PS: I don't believe this is an option-based question. When dealing with objects that serve as keys and are significantly large—such as one encapsulating a large-sized vector of integers—there are undoubtedly conventional methods to avoid copying the key with each insertion. One approach I can think of involves using pointers.

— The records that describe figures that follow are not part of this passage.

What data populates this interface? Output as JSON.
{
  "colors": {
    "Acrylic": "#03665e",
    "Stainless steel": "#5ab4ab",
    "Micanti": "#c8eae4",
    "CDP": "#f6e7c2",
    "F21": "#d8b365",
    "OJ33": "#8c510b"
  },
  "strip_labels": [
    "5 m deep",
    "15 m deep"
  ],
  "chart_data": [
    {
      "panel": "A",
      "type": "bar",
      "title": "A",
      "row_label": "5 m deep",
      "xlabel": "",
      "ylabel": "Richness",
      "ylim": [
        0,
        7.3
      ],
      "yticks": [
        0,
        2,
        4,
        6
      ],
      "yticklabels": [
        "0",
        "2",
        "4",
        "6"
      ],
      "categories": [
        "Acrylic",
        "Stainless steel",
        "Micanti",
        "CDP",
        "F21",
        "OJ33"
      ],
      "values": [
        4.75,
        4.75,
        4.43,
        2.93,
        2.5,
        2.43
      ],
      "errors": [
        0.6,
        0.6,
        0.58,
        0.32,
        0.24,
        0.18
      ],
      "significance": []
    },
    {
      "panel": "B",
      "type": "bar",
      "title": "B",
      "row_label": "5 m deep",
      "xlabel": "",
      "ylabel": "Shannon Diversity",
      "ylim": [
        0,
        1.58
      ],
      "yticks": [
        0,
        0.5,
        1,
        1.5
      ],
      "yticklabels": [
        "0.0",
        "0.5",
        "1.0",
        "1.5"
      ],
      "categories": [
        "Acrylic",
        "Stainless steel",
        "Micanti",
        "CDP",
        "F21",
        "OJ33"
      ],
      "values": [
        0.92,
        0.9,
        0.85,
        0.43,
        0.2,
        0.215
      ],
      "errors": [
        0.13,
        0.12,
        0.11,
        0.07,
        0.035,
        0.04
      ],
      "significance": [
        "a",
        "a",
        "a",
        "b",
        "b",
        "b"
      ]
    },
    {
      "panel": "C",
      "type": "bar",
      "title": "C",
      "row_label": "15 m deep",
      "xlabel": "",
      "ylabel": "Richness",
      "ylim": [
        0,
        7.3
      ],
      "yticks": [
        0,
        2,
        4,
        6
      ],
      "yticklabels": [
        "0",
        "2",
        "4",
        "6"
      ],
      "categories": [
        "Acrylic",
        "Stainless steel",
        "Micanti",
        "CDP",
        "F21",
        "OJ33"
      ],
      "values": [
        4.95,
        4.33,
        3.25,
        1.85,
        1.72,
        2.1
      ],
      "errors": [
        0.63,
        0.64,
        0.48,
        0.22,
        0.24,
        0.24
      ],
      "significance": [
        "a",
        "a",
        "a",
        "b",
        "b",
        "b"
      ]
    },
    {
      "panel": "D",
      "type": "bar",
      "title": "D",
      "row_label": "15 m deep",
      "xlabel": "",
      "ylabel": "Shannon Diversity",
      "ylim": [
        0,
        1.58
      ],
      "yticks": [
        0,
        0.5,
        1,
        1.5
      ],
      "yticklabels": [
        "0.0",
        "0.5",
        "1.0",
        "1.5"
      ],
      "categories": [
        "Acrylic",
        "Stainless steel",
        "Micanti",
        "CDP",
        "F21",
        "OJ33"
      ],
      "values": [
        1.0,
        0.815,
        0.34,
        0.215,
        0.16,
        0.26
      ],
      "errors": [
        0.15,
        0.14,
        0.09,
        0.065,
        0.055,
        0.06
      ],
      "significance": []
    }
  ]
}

However, as I am just beginning to learn C++, I am not certain if this is the best method.

#include <iostream>
#include <unordered_map>
#include <functional> 

class MyClass {
private:
    int key;
    std::string value;

public:
    MyClass(int k, const std::string& v) : key(k), value(v) {}

    MyClass(const MyClass& obj) {
        std::cout << "copy constructor called" << std::endl;
        key = obj.key;
        value = obj.value;
    }

    // override operator== 
    bool operator==(const MyClass& other) const {
        return (key == other.key && value == other.value);
    }

    // hash function
    friend std::size_t hash_value(const MyClass& obj) {
        std::size_t seed = 0;
        std::hash<int> hasher;
        std::hash<std::string> strHasher;
        seed ^= hasher(obj.key) + 0x9e3779b9 + (seed<<6) + (seed>>2);
        seed ^= strHasher(obj.value) + 0x9e3779b9 + (seed<<6) + (seed>>2);
        return seed;
    }
};

namespace std {
    template <>
    struct hash<MyClass> {
        std::size_t operator()(const MyClass& obj) const {
            return hash_value(obj);
        }
    };
}

int main() {
    std::unordered_map<MyClass, int> map;

    MyClass c1(1, "1");
    MyClass c2(2, "2");
    MyClass c3(1, "1");
    std::cout << "------step 1-------" << std::endl;
    map[c1] = 1;
    map[c2] = 2;
    std::cout << "------step 2-------" << std::endl;
    std::cout << map[c3] << std::endl;
    std::cout << "------step 3-------" << std::endl;
    map[MyClass(5, "5")] = 5;
    std::cout << "------step 4-------" << std::endl;
    std::cout << (map.find(MyClass(4, "4")) != map.end()) << std::endl;
    std::cout << "------step 5-------" << std::endl;
    auto p = std::make_pair(c1, 5);
    std::cout << "------step 6-------" << std::endl;
    map.insert(p);
    return 0;
}

print result:

------step 1-------
copy constructor called
copy constructor called
------step 2-------
1
------step 3-------
copy constructor called
------step 4-------
0
------step 5-------
copy constructor called
------step 6-------

Solution

  • You can use std::shared_ptr of MyClass as the keys in your unordered_map. This would stop the copy. The MyClass implementation remains mostly same. You can change the hashing as follows.

    namespace std {
    template <>
    struct hash<std::shared_ptr<MyClass>> {
        std::size_t operator()(const std::shared_ptr<MyClass>& obj) const {
            return hash_value(*obj);
        }
    };
    
    template <>
    struct equal_to<std::shared_ptr<MyClass>> {
        bool operator()(const std::shared_ptr<MyClass>& lhs, const 
        std::shared_ptr<MyClass>& rhs) const {
            return *lhs == *rhs;
        }
    };
    

    Here, equal_to<std::shared_ptr<MyClass>> dereferences the shared_ptrs and uses MyClass::operator== to compare the MyClass objects.

    int main() {
        std::unordered_map<std::shared_ptr<MyClass>, int> map;
    
        auto c1 = std::make_shared<MyClass>(1, "1");
        auto c2 = std::make_shared<MyClass>(2, "2");
        auto c3 = std::make_shared<MyClass>(1, "1");
        std::cout << "------step 1-------" << std::endl;
        map[c1] = 1;
        map[c2] = 2;
        std::cout << "------step 2-------" << std::endl;
        std::cout << map[c3] << std::endl;
        std::cout << "------step 3-------" << std::endl;
        map[std::make_shared<MyClass>(5, "5")] = 5;
        std::cout << "------step 4-------" << std::endl;
        std::cout << (map.find(std::make_shared<MyClass>(4, "4")) != 
        map.end()) << std::endl;
        std::cout << "------step 5-------" << std::endl;
        auto p = std::make_pair(c1, 5);
        std::cout << "------step 6-------" << std::endl;
        map.insert(p);
        return 0;
    }
    

    Output:

    ------step 1-------
    ------step 2-------
    1
    ------step 3-------
    ------step 4-------
    0
    ------step 5-------
    ------step 6-------
    

    As I see it, one of the main issues of using the std::shared_ptr as keys to an std::unordered_map is that if there are multiple pointers pointing to the same object, the map will still consider them as different keys.